Internal Server Error when requesting an OAuth 2.0 access token via webapp

Hello dear community,

I am trying to implement the OAuth 2.0 dance in a (javascript) webapp and followed the official instructions, but the access token request fails due to an internal server error:

  • The first step with the request of an authorization code works and I am redirected back to the webapp after confirmation via the consent screen. The code query parameter is included in the URL.
  • If I now want to perform the second step to request an access token, the server responds with a 500 Internal Server Error with the error message:
    The server could not perform this operation - please check application logs.

The request is as follows:

const data = {
    client_id: 'XXX',
    client_secret: 'XXX',
    grant_type: 'authorization_code',
    code: 'XXX',
    code_verifier: 'XXX'
};

this.http.post<JiraOAuth2Token>(
    'https://xxx.xx/rest/oauth2/latest/token', 
    data, 
    {
        headers: new HttpHeaders({
            'content-type': 'application/json',
        })
    }
);

We are using Jira 8.22.3 and I have looked in every log file I could find, but only the access_log shows the request sent.
Shouldn’t a 500 error appear in the atlassian-jira.log with more details?

2 Likes

Hi Peter,

this.http.post<JiraOAuth2Token>(
    'https://xxx.xx/rest/oauth2/latest/token', 
    data, 
    {
        headers: new HttpHeaders({
            'content-type': 'application/json',
        })
    }
);

I think it’s because this is sending the token request parameters as a json object rather than query parameters:
curl -X POST https://atlassian.example.com/rest/oauth2/latest/token?client_id=CLIENT_ID&client_secret=CLIENT_SECRET&code=CODE&grant_type=authorization_code&redirect_uri=REDIRECT_URI&code_verifier=CODE_VERIFIER

So here it might need to look something like (I’m guessing this is angular http so double check on your side):

this.http.post<JiraOAuth2Token>(
    'https://xxx.xx/rest/oauth2/latest/token', 
    'client_id=XXX&client_secret=XXX&grant_type=authorization_code&code=XXX&code_verifier=XXX'
    {
        headers: new HttpHeaders({
            'content-type': 'application/x-www-form-urlencoded',
        })
    }
);
2 Likes

Thank you very much, Rory,
setting the content-type to x-www-form-urlencoded does the trick.
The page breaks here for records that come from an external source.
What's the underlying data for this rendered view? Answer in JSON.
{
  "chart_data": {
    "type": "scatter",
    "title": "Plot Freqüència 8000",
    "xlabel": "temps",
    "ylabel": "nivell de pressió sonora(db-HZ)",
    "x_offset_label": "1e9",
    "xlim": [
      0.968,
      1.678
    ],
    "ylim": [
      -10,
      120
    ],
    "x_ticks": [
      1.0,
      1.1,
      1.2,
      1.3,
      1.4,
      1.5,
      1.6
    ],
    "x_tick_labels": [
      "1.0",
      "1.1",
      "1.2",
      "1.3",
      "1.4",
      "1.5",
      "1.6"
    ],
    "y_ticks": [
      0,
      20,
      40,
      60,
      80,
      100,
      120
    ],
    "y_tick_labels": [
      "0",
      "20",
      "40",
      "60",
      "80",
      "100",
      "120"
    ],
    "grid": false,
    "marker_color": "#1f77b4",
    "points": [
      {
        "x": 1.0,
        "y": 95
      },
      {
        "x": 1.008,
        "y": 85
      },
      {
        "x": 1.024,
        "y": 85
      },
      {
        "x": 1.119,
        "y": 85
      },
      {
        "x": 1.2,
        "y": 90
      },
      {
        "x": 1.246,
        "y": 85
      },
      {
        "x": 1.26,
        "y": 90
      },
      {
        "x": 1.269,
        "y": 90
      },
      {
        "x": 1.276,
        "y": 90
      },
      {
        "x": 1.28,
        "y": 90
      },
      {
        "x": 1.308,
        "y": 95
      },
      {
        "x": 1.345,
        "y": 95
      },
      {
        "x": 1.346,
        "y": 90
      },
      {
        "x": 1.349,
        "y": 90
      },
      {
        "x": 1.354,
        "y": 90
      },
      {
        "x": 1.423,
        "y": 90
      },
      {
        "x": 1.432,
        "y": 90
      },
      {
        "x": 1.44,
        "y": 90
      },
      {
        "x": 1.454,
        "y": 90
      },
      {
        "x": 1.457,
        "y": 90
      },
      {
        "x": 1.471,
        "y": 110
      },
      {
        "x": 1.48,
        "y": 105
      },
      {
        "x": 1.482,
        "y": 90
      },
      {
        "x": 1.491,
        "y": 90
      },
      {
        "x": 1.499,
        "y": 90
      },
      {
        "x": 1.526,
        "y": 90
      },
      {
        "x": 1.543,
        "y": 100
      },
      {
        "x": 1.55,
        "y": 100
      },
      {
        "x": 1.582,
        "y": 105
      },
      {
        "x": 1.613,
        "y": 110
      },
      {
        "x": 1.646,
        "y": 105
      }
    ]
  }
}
Here is the corrected Angular code for those interested:

const body = new URLSearchParams(data);
this.http.post<JiraOAuth2Token>(
    'https://xxx.xx/rest/oauth2/latest/token', 
    body.toString(), 
    {
        headers: new HttpHeaders({
            'content-type': 'application/x-www-form-urlencoded',
        })
    }
);
1 Like

Thank you very much. It saved my time.